Based on fewer replicates measured during the experiment, we observed a large temporal variability on survivorship (Fig. 2D, Fig. S1). The increase of survivorship was more noticeable among SC lines, where F2 breakdown was stronger, and lines stayed for a few generations at the fitness level of their parental population.
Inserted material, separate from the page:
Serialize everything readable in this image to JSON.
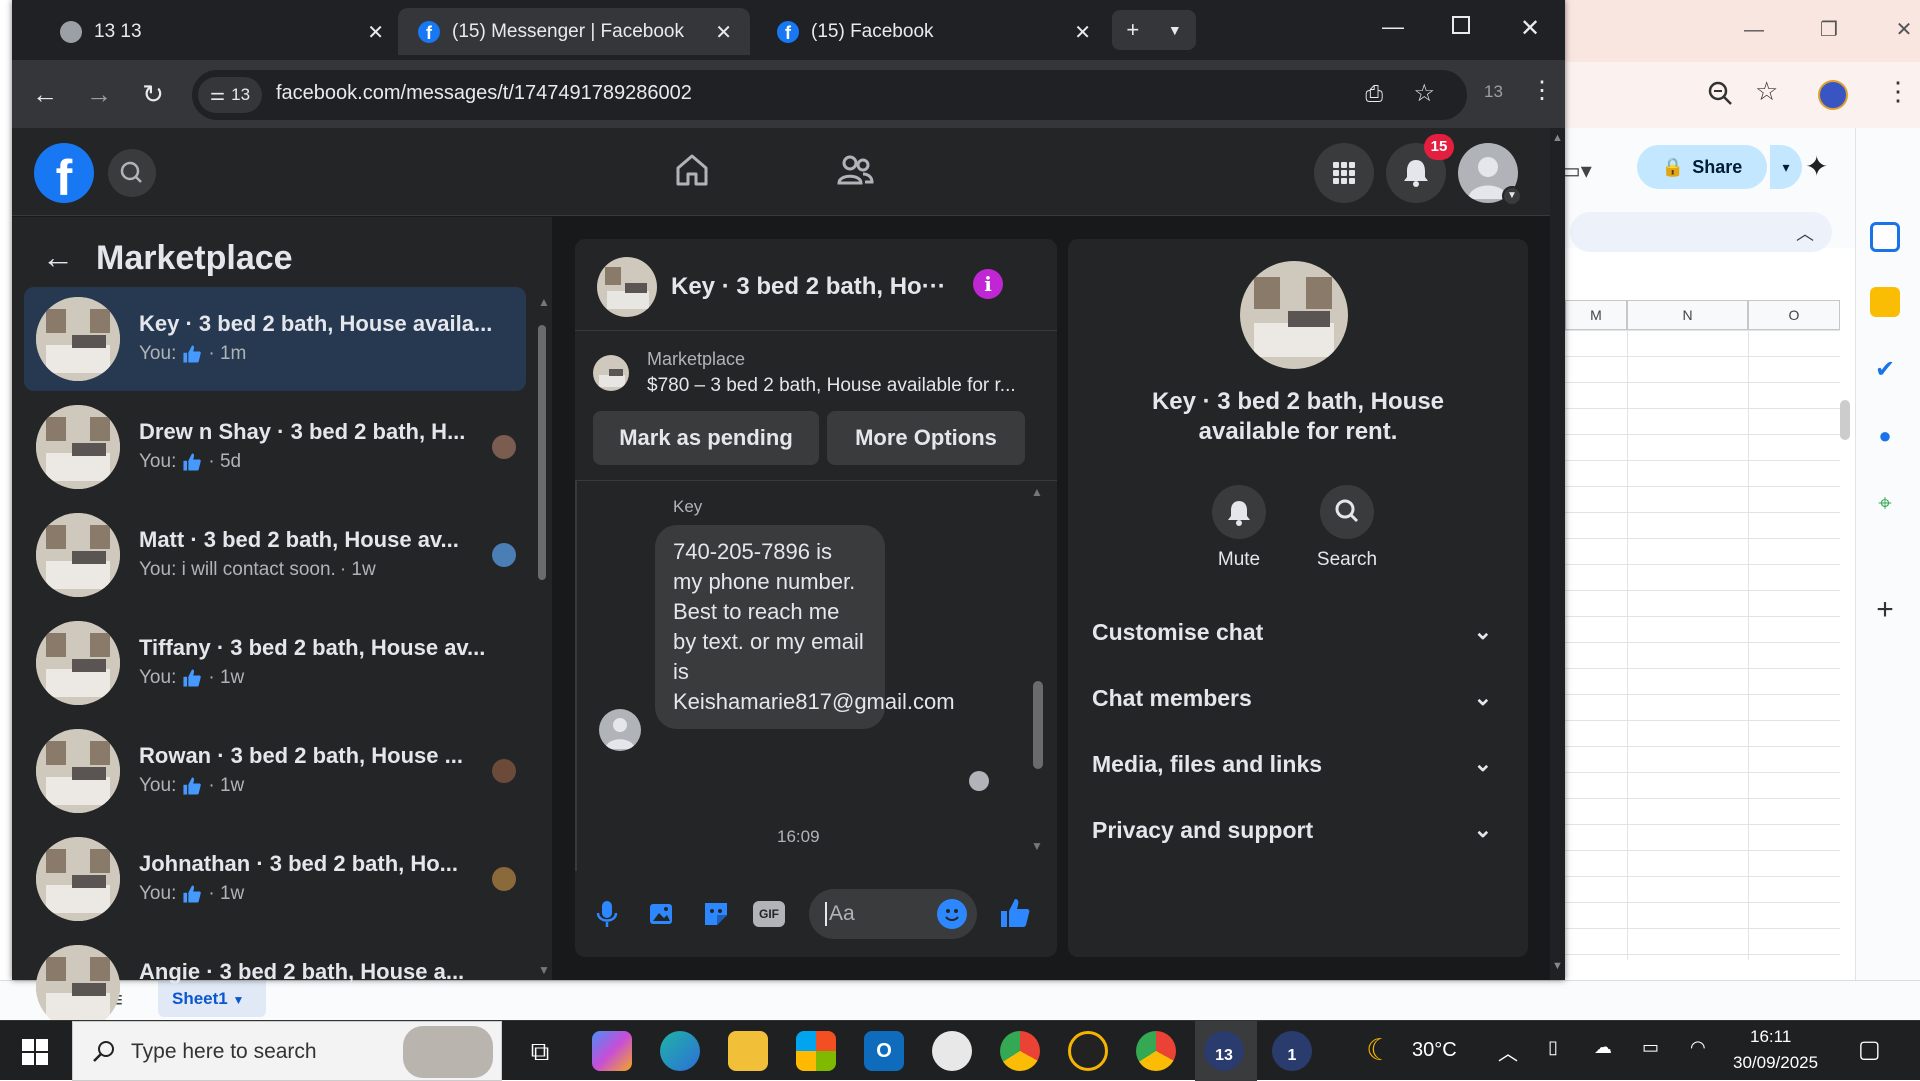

Based on these results, for the lines evolving under the SC mitochondria, we chose to sequence SC4, SC8 and SC10 because, from lines with the highest increase of population size, these were the ones with highest survivorship at the end of the experiment. For the lines evolving under the SD mitochondria, we chose to sequence SD3, SD4, and SD6 because they showed some increase in survivorship, without a noticeable decrease in fecundity (contrary to SD7). We note that, although the choice of lines is necessarily subjective, given that this experimental design did not employ direct selection on a specific phenotype, surviving lines showing population growth would be good representatives of recovery from initial F2 breakdown.